Вот, значит, что из себя представлял отец Мюриэль: игрок, который пожертвовал семьей ради своей страсти.
Когда Спаситель добрался до спальни, Луиза, замученная приступами тошноты, уже спала рядом с развернутой газетой «Репюблик дю сантр». Психолог обратил внимание на набранный крупными буквами заголовок:
В ОТРАВЛЕНИИ РЕБЕНКА ПОДОЗРЕВАЕТСЯ МАТЬ
Ему бросились в глаза слова «массаж» и «ботокс», но он не стал читать статью и скинул газету на пол. На сегодня скверных новостей было более чем достаточно.
* * *
Спасителя порой удивляло, что из уст своих юных пациентов он слышит фразы, которые говорят обычно старички и старушки.
– Не успеешь оглянуться, вот уже и четверг, вот уже и вечер, вот уже и Рождество, – монотонно перечислял Самюэль. – Время бежит как сумасшедшее. Как бы его приостановить?
– Начни скучать, – предложил Спаситель.
– Да мне и так тошно! – возмущенно отозвался Самюэль, будто психолог упрекнул его в том, что он пренебрегает самым доступным лекарством.
– Тогда делай каждый день что-нибудь новенькое.
– Например?
– Ешь на завтрак жареных кузнечиков, пиши левой рукой, раскрась кроссовки, поговори с самым большим идиотом в своем классе…

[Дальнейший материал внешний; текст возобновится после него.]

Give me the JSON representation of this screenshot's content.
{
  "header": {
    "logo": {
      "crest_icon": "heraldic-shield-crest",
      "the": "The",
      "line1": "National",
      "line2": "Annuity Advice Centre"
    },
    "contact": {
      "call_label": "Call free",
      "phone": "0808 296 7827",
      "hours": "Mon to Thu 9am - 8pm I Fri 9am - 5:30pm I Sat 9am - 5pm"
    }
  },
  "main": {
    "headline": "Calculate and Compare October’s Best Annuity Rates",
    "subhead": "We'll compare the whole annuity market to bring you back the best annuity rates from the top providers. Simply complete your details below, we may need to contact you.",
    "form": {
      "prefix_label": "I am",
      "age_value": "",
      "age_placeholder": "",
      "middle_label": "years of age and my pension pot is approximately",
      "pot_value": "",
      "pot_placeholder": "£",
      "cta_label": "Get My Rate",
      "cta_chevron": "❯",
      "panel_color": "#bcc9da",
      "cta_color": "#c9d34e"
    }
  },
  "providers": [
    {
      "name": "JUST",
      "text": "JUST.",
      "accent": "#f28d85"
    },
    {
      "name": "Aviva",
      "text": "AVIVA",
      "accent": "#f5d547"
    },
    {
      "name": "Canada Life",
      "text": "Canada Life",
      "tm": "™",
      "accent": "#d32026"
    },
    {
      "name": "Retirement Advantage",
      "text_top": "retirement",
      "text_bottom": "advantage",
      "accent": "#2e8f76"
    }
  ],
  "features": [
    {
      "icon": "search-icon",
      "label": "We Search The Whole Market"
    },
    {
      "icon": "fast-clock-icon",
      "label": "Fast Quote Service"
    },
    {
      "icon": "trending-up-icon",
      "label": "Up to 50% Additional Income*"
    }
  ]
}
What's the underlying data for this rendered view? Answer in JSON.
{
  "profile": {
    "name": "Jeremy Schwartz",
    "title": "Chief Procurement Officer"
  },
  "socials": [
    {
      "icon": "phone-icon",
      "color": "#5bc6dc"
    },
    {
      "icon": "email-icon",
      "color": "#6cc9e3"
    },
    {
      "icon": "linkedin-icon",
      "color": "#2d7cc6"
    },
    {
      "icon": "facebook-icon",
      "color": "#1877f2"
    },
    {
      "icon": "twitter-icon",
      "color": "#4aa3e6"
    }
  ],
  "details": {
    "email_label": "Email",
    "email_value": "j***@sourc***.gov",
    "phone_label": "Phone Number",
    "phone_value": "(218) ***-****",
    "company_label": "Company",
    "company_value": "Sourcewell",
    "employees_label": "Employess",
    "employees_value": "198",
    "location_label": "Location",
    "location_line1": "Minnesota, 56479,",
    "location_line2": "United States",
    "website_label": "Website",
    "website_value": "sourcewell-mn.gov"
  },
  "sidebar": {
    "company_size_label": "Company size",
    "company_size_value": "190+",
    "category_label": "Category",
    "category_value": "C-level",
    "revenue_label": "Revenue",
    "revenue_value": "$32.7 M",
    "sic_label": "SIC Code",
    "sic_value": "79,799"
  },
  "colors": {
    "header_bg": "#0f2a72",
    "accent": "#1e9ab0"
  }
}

Звонок мобильного прервал перечисление, и Спаситель, сделав извиняющееся лицо, нажал на клавишу.
– Доктор Агопян. Не помешал?
– Нет. Я вас слушаю.
– По поводу мадемуазель Альбер. Это ведь ваша пациентка?
– Да, именно так.
– Она хочет с вами поговорить. Найдется окно?
– Сегодня в час.
– Отлично.
Сам того не замечая, Спаситель говорил в том же лаконичном стиле, что и доктор Агопян. Он не без странностей, этот психиатр. Ему лет сорок, глаза у него холодно поблескивают, он никогда не улыбается и всегда лаконичен, как «Твиттер».
– Возможно, я должен был обратиться к вам, когда мадемуазель Альбер была у меня в последний раз, – признал Спаситель, торопливо шагая рядом с доктором Агопяном по коридору. – Я прекрасно понимал, что ее состояние ухудшается. Но как только я заговаривал о лекарствах, она выражала к ним недоверие.